A cappella Zoo | Fall 2012

Page 17

“They will not have me, sir. With my wounds, I am unable to meet the requirements of their ecstasy. I have traveled just the same as they. I have dreamed the very same dreams . . . and yet they will not have me.” She paused and wrapped her disfigured body around itself. “It turns out the heart is naught but a lonely place.” Puer studied the woman: the empty, bleeding pores where her ovaries should have been, the chipped remains of porcelain skin. “Your epiphany is nothing extraordinary,” he spat. “My goal has revealed itself as a house of cards . . . and here there can be no shelter.” “You may dwell with me, sir. If only you help me to eat. We can share this trench, sir, if only you help me to eat.” Puer reflected upon the futile hospitality of the fractured maiden. She had nothing to offer. The trench was wide enough to house dozens. “I will help to feed you this once, ma’am, but I will not stay here.” “Why, sir? Where will you go?” Puer grunted and ascended from the trench without another word. In those upper reaches, Puer searched for some morsel not coated in his brothers’ saliva. There was nothing. The horde had already begun to eat the interior of the World’s heart, as well as each other. Puer returned to the trench empty-handed. “Ma’am, there is nothing. It is as I told you before: this place has been stripped to a barren garden, dead and empty.” “We should leave then, sir. Retreat to somewhere new.” “There is nowhere.” “There is the wasteland. As a girl, I heard of the wasteland.” “The plane of banishment?” Puer scoffed. “Asylum of abominations? Home to the rejects of society and nature alike?” The female faltered. “Y-yes, sir.” “No.” Puer turned. “I am leaving.” The woman followed Puer’s retreat with shocked and wounded eyes. “Sir!” she exclaimed finally. “There is nowhere else to go! These highways, they flow in one direction.

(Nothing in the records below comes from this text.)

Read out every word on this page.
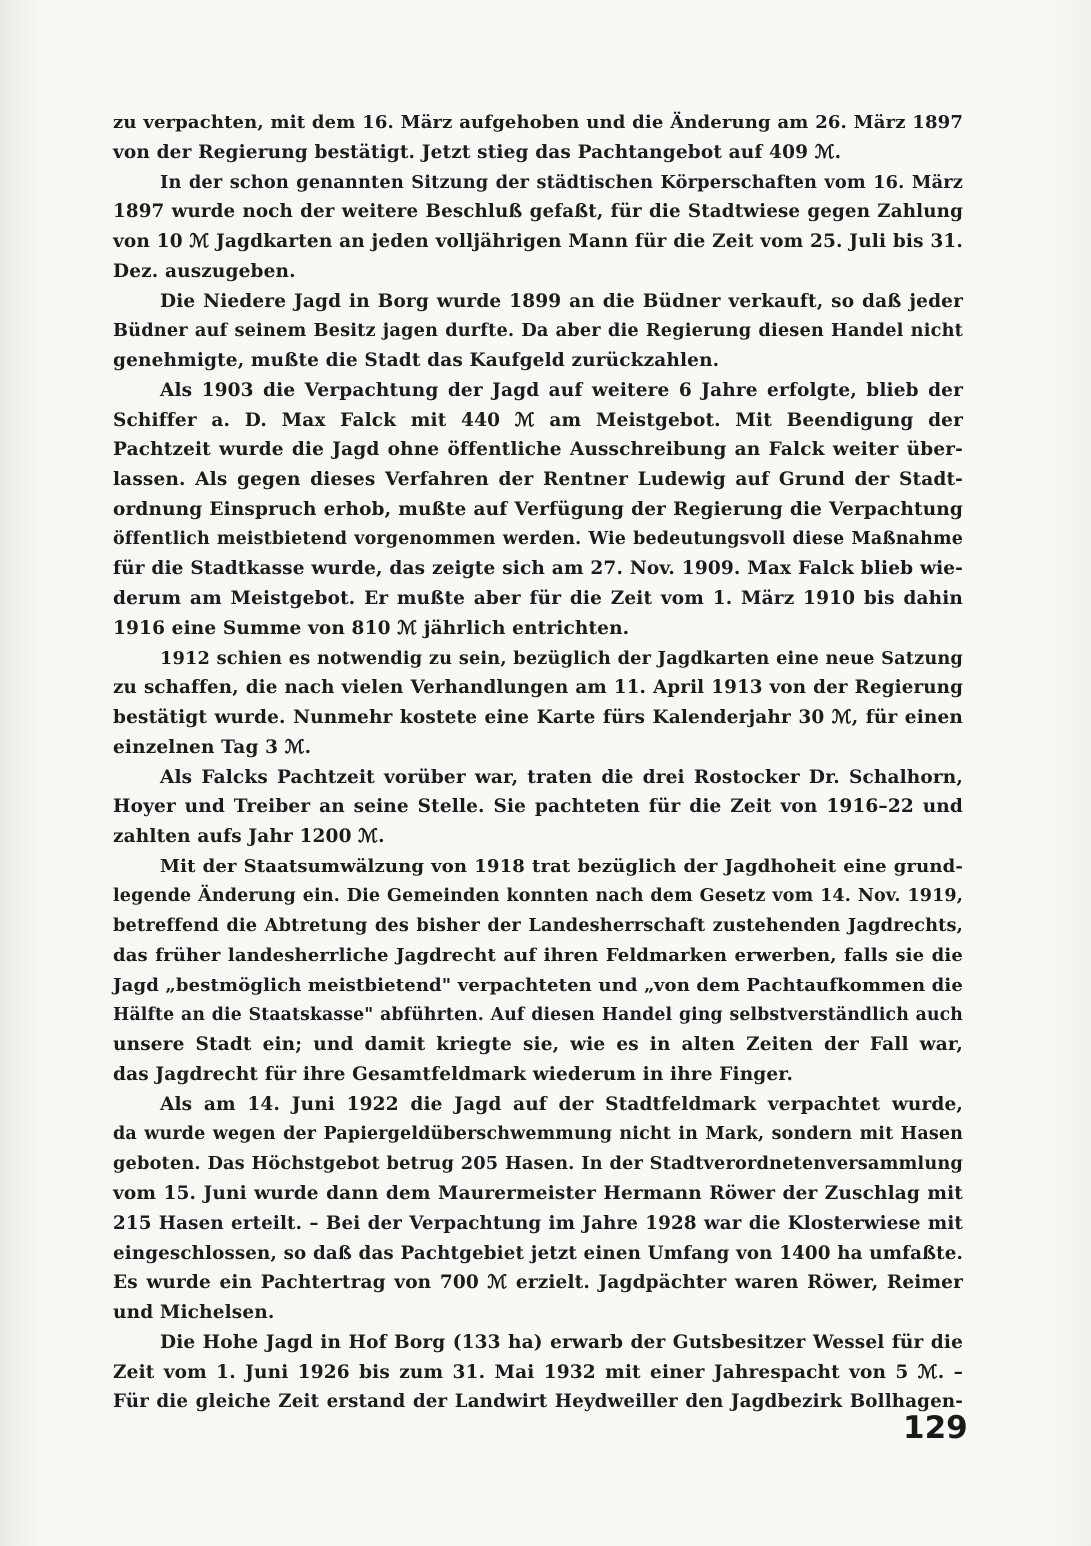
zu verpachten, mit dem 16. März aufgehoben und die Änderung am 26. März 1897
von der Regierung bestätigt. Jetzt stieg das Pachtangebot auf 409 ℳ.
In der schon genannten Sitzung der städtischen Körperschaften vom 16. März
1897 wurde noch der weitere Beschluß gefaßt, für die Stadtwiese gegen Zahlung
von 10 ℳ Jagdkarten an jeden volljährigen Mann für die Zeit vom 25. Juli bis 31.
Dez. auszugeben.
Die Niedere Jagd in Borg wurde 1899 an die Büdner verkauft, so daß jeder
Büdner auf seinem Besitz jagen durfte. Da aber die Regierung diesen Handel nicht
genehmigte, mußte die Stadt das Kaufgeld zurückzahlen.
Als 1903 die Verpachtung der Jagd auf weitere 6 Jahre erfolgte, blieb der
Schiffer a. D. Max Falck mit 440 ℳ am Meistgebot. Mit Beendigung der
Pachtzeit wurde die Jagd ohne öffentliche Ausschreibung an Falck weiter über-
lassen. Als gegen dieses Verfahren der Rentner Ludewig auf Grund der Stadt-
ordnung Einspruch erhob, mußte auf Verfügung der Regierung die Verpachtung
öffentlich meistbietend vorgenommen werden. Wie bedeutungsvoll diese Maßnahme
für die Stadtkasse wurde, das zeigte sich am 27. Nov. 1909. Max Falck blieb wie-
derum am Meistgebot. Er mußte aber für die Zeit vom 1. März 1910 bis dahin
1916 eine Summe von 810 ℳ jährlich entrichten.
1912 schien es notwendig zu sein, bezüglich der Jagdkarten eine neue Satzung
zu schaffen, die nach vielen Verhandlungen am 11. April 1913 von der Regierung
bestätigt wurde. Nunmehr kostete eine Karte fürs Kalenderjahr 30 ℳ, für einen
einzelnen Tag 3 ℳ.
Als Falcks Pachtzeit vorüber war, traten die drei Rostocker Dr. Schalhorn,
Hoyer und Treiber an seine Stelle. Sie pachteten für die Zeit von 1916–22 und
zahlten aufs Jahr 1200 ℳ.
Mit der Staatsumwälzung von 1918 trat bezüglich der Jagdhoheit eine grund-
legende Änderung ein. Die Gemeinden konnten nach dem Gesetz vom 14. Nov. 1919,
betreffend die Abtretung des bisher der Landesherrschaft zustehenden Jagdrechts,
das früher landesherrliche Jagdrecht auf ihren Feldmarken erwerben, falls sie die
Jagd „bestmöglich meistbietend" verpachteten und „von dem Pachtaufkommen die
Hälfte an die Staatskasse" abführten. Auf diesen Handel ging selbstverständlich auch
unsere Stadt ein; und damit kriegte sie, wie es in alten Zeiten der Fall war,
das Jagdrecht für ihre Gesamtfeldmark wiederum in ihre Finger.
Als am 14. Juni 1922 die Jagd auf der Stadtfeldmark verpachtet wurde,
da wurde wegen der Papiergeldüberschwemmung nicht in Mark, sondern mit Hasen
geboten. Das Höchstgebot betrug 205 Hasen. In der Stadtverordnetenversammlung
vom 15. Juni wurde dann dem Maurermeister Hermann Röwer der Zuschlag mit
215 Hasen erteilt. – Bei der Verpachtung im Jahre 1928 war die Klosterwiese mit
eingeschlossen, so daß das Pachtgebiet jetzt einen Umfang von 1400 ha umfaßte.
Es wurde ein Pachtertrag von 700 ℳ erzielt. Jagdpächter waren Röwer, Reimer
und Michelsen.
Die Hohe Jagd in Hof Borg (133 ha) erwarb der Gutsbesitzer Wessel für die
Zeit vom 1. Juni 1926 bis zum 31. Mai 1932 mit einer Jahrespacht von 5 ℳ. –
Für die gleiche Zeit erstand der Landwirt Heydweiller den Jagdbezirk Bollhagen-
129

You will surely die!” “So be it,” the male snapped. “Death is better than this. And it is certainly better than what you propose.” “What I propose is life.” “Yes. But what piteous fool would want a life like that? Scrounging in barrens of shit?” For a moment, the pilgrims’ eyes locked in something that could not quite be called confrontation. “Please, sir,” the female said, wilting away from Puer’s glare. Her voice found itself suffocating in repressed tears. “I want a life. Any life. Please . . .” Feeling like a victim of extortion, Puer heaved a sigh. “Fine,” he said. “We will flee to the wasteland.”